4.8 Statistical analysis
Statistical analyses were performed using Microsoft Excel and SPSS version 12. The statistical significance of the differences between the groups in each experiment was evaluated using unpaired Student's t-test or analysis of variance. Differences were considered significant if p < 0.05.
ACKNOWLEDGMENTS
This work was supported by Grants-in-Aid from the Japan Society for the Promotion of Science/JSPS (15H05899, 17H03980, 20H03433, 16H02679, 19K09663, 19K18551, and 19K16706) and the Japan Agency for Medical Research and Development/AMED (18gm0710002h0006 and 18gm0710002h0706).
CONFLICT OF INTEREST
The authors declare that they have no conflict of interest.
ETHICS APPROVAL
The Institutional Review Board of the Akita University School of Medicine approved all experiments.
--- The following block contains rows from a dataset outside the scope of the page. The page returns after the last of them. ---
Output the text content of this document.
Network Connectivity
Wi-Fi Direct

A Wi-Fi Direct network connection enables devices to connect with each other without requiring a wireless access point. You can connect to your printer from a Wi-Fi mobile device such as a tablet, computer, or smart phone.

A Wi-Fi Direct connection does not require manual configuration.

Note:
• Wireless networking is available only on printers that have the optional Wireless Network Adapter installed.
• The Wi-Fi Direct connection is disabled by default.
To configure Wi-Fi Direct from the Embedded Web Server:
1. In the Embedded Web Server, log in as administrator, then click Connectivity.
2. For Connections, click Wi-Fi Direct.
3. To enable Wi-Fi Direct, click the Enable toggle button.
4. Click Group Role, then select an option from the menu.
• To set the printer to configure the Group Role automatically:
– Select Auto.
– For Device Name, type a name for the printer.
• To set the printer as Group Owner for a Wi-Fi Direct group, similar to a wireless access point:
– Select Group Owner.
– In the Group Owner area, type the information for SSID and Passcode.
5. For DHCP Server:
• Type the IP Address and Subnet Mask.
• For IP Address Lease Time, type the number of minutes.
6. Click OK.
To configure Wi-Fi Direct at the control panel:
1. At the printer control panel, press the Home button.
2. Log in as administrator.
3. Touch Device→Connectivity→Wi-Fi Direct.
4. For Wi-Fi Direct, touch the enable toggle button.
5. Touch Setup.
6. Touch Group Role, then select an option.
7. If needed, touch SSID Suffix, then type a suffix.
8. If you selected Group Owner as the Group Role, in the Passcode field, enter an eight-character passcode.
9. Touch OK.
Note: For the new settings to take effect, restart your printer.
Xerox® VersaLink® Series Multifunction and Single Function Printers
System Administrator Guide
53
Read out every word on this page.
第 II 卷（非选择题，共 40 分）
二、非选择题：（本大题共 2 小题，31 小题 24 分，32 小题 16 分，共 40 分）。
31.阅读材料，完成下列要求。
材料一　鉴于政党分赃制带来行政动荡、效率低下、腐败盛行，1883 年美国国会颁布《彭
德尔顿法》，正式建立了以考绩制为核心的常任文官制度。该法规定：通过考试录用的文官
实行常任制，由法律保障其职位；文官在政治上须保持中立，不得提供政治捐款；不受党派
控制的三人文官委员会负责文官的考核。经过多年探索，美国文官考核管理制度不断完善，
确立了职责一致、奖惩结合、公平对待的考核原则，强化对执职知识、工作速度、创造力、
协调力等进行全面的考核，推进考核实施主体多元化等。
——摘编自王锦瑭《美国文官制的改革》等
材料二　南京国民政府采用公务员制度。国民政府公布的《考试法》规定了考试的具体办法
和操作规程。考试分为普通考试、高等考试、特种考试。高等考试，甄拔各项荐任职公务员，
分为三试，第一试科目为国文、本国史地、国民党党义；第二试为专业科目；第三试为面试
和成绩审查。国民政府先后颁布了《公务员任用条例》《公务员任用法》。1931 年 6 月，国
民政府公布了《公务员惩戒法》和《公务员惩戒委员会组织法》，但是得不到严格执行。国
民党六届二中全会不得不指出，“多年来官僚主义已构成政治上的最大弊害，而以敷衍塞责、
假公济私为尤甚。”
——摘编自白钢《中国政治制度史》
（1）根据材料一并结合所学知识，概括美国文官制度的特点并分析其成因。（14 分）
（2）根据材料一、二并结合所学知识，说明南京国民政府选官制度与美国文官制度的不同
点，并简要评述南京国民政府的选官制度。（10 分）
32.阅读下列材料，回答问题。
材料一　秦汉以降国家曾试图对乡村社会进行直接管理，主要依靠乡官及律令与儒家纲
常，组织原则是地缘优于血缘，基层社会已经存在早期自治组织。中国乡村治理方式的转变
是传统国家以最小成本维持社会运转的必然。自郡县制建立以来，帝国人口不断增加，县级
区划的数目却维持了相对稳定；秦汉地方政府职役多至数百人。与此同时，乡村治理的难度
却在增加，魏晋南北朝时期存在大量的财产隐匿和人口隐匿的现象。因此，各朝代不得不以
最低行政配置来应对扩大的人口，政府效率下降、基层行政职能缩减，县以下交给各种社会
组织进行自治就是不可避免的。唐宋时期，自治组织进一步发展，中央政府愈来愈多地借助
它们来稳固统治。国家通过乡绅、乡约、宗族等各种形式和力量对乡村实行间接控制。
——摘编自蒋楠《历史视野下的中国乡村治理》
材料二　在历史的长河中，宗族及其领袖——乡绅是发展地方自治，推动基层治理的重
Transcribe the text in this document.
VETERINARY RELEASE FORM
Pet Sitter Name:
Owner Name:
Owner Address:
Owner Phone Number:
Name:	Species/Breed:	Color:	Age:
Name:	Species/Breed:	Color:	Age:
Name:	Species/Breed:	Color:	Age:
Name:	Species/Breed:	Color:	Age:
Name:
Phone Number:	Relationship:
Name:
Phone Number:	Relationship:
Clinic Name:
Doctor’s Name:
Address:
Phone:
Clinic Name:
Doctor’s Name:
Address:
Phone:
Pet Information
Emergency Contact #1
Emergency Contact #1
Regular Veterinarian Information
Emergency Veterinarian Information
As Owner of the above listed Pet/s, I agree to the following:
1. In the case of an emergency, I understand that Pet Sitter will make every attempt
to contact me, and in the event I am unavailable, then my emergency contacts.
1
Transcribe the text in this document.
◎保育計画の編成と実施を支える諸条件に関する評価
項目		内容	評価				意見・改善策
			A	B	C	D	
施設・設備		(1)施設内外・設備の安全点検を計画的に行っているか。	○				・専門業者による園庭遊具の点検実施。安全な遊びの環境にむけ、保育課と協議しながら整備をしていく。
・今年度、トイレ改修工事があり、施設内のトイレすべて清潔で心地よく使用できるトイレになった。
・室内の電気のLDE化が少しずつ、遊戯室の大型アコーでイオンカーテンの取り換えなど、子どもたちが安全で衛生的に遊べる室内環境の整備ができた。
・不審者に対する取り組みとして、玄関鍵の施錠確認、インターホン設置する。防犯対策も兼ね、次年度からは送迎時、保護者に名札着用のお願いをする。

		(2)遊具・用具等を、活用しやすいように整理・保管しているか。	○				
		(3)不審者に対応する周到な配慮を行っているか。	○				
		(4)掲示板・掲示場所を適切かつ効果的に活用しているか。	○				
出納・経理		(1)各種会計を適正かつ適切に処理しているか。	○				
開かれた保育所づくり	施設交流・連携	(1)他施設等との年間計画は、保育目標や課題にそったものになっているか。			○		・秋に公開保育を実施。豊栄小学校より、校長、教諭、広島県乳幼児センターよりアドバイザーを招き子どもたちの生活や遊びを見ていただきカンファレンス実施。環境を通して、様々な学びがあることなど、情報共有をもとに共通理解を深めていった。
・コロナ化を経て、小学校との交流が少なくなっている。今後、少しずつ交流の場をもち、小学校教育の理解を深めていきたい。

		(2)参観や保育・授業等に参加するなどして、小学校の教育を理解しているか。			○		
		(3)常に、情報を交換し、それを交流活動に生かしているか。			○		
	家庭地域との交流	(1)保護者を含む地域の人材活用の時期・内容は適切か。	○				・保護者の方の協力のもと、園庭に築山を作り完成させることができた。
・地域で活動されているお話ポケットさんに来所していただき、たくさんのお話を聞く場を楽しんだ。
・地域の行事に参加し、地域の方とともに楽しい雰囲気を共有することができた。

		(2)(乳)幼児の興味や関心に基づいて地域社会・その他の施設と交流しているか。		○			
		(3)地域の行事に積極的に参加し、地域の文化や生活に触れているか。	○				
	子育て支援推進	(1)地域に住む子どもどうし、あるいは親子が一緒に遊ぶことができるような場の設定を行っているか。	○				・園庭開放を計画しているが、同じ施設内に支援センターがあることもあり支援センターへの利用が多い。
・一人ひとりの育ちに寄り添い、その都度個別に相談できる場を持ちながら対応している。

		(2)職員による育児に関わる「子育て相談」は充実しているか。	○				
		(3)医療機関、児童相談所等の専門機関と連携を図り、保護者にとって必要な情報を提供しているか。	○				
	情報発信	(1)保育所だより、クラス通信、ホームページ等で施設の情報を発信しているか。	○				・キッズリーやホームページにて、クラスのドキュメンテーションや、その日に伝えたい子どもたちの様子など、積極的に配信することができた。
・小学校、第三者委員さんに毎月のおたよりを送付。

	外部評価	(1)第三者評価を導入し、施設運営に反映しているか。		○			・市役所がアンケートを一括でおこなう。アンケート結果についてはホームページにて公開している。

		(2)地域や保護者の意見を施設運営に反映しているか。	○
Animal studies were approved by the Committee for Ethics in Animal Experimentation of Akita University School of Medicine and were performed according to the Guideline for Animal Experiments.
AUTHOR CONTRIBUTIONS
M.H., S.N., T.S. and T.H. conceived the project and designed experiments. M.H., H.N., A.K. and H.N. performed the experiments. M.H., S.N., H.N., H.S., S.K., A.K., T.N., S.K., K.N., M.S., S.S. H.N., T.S. and T.H. analyzed the data. M.H. and T.S. wrote the manuscript.
Open Research
DATA AVAILABILITY STATEMENT
The data used during the current study are available from the corresponding author on reasonable request.